Por décadas, los economistas han coincidido -con matices y debates, como en toda ciencia social- en los beneficios del comercio internacional. Desde Adam Smith, de quien aprendimos las ventajas de la especialización, pasando por el modelo de dotación de factores de Heckscher y Ohlin, hasta los modelos neoricardianos más recientes, como los de Eaton y Kortum, que explican el comercio entre países con tecnologías diferentes, la idea ha sido clara: el comercio no es un juego de suma cero.
Sin embargo, el presidente Donald Trump ha promovido una política comercial que ignora buena parte de ese consenso. Imponer aranceles a productos importados como forma de proteger la industria local suena atractivo, pero es, en muchos sentidos, una receta desacreditada por la evidencia.
Imaginemos por un momento a un médico que enfrenta a un paciente con síntomas de gripe. En lugar de recetar descanso, hidratación y tal vez un antiviral, el médico decide aplicar una terapia de sanguijuelas, como se hacía en el siglo XVIII. La intención es curar, pero el tratamiento va en contra de la evidencia, es anacrónico y puede debilitar aún más al paciente. Así están actuando quienes promueven el proteccionismo a través de aranceles: apelan a prácticas desacreditadas por la experiencia histórica y la investigación empírica.

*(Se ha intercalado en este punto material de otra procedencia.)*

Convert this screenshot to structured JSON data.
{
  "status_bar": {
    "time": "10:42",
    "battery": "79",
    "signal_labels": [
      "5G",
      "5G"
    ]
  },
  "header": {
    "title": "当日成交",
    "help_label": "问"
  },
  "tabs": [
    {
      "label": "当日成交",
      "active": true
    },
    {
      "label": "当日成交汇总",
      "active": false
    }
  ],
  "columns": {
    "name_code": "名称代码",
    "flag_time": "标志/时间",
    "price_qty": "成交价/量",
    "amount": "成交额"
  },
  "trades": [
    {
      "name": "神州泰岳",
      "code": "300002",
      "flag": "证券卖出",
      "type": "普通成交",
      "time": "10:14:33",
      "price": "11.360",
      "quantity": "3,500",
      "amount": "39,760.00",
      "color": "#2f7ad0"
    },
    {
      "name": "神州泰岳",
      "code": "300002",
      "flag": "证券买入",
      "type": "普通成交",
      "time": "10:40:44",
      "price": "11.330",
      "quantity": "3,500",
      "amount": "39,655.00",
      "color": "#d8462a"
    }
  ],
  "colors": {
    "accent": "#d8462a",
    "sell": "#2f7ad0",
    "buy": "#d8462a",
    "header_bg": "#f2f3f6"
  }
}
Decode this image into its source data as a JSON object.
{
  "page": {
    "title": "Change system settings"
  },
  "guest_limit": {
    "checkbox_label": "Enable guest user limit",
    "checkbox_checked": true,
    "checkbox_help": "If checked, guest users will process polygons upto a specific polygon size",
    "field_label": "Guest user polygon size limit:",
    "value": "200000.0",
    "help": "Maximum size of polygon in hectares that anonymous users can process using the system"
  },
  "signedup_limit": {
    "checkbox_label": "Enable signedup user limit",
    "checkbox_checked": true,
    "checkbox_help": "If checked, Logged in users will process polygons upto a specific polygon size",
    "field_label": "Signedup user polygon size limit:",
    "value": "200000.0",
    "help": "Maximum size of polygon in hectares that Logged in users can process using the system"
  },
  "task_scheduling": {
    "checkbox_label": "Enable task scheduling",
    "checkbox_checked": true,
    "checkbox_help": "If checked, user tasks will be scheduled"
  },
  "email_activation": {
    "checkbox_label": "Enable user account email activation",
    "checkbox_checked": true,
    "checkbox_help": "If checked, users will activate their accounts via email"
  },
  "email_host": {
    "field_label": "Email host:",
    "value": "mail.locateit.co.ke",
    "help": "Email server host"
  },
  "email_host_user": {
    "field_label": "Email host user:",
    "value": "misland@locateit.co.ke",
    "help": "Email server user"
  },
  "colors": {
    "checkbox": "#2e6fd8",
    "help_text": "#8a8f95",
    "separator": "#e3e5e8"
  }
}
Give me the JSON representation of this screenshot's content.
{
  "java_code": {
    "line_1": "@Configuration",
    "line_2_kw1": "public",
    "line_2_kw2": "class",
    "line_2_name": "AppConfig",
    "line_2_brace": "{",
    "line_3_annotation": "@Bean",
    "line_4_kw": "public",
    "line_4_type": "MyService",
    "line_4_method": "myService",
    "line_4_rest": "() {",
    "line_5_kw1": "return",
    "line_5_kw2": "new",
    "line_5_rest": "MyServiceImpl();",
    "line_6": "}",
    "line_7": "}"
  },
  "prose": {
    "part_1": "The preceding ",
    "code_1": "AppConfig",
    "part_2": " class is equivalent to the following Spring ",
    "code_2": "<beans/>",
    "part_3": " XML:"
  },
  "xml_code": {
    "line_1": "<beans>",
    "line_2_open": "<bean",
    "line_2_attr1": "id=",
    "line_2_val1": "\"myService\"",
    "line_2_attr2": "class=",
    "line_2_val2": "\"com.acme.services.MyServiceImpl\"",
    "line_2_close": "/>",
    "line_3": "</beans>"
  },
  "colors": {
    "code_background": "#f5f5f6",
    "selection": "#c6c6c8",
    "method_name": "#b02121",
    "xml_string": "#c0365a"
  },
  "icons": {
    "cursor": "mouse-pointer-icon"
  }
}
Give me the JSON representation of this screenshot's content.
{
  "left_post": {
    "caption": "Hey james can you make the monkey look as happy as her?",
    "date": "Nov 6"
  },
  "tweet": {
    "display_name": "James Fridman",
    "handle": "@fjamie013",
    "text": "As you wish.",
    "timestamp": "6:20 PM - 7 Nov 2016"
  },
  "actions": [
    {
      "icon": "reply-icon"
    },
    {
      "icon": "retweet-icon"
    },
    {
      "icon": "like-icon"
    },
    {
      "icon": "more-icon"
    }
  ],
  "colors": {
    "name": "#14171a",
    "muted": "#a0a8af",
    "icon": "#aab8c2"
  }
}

América Latina conoce bien las consecuencias de esas recetas. Durante buena parte del siglo XX, muchos países de la región aplicaron políticas de sustitución de importaciones que buscaban proteger las industrias locales con altos aranceles y barreras comerciales. El resultado fue una protección excesiva a industrias ineficientes que, en lugar de innovar, dirigieron sus esfuerzos a buscar protección estatal. Los consumidores terminaron enfrentando productos de mala calidad, más caros y en mercados cerrados. Lejos de fortalecer nuestras economías, esas políticas contribuyeron a su estancamiento. Repetir ese camino, ahora desde el norte global, es tan desconcertante como contraproducente.
Por otra parte, es importante señalar que esta nueva ola de aranceles apunta sobre todo al comercio de mercancías. Pero hoy, buena parte del valor agregado y la innovación -impulsados por las cadenas globales- proviene de servicios basados en el conocimiento: programación, ingeniería, diseño, servicios financieros, educación online. Estos sectores dependen menos de contenedores y más de contratos, talento y confianza institucional. Aunque no se vean directamente afectados por un arancel, el clima de confrontación comercial, la erosión del papel de los organismos internacionales especializados como la OMC y la pérdida de previsibilidad pueden erosionar gravemente los flujos de estos servicios modernos.
Volver al proteccionismo es olvidar todo lo aprendido. Como en la medicina, la economía no puede avanzar ignorando su propia evolución. Las políticas comerciales deben actualizarse, sí, pero con instrumentos modernos, basados en evidencia y diseñados para enfrentar los retos del siglo XXI: la desigualdad, el cambio climático, la transformación tecnológica. No con sanguijuelas.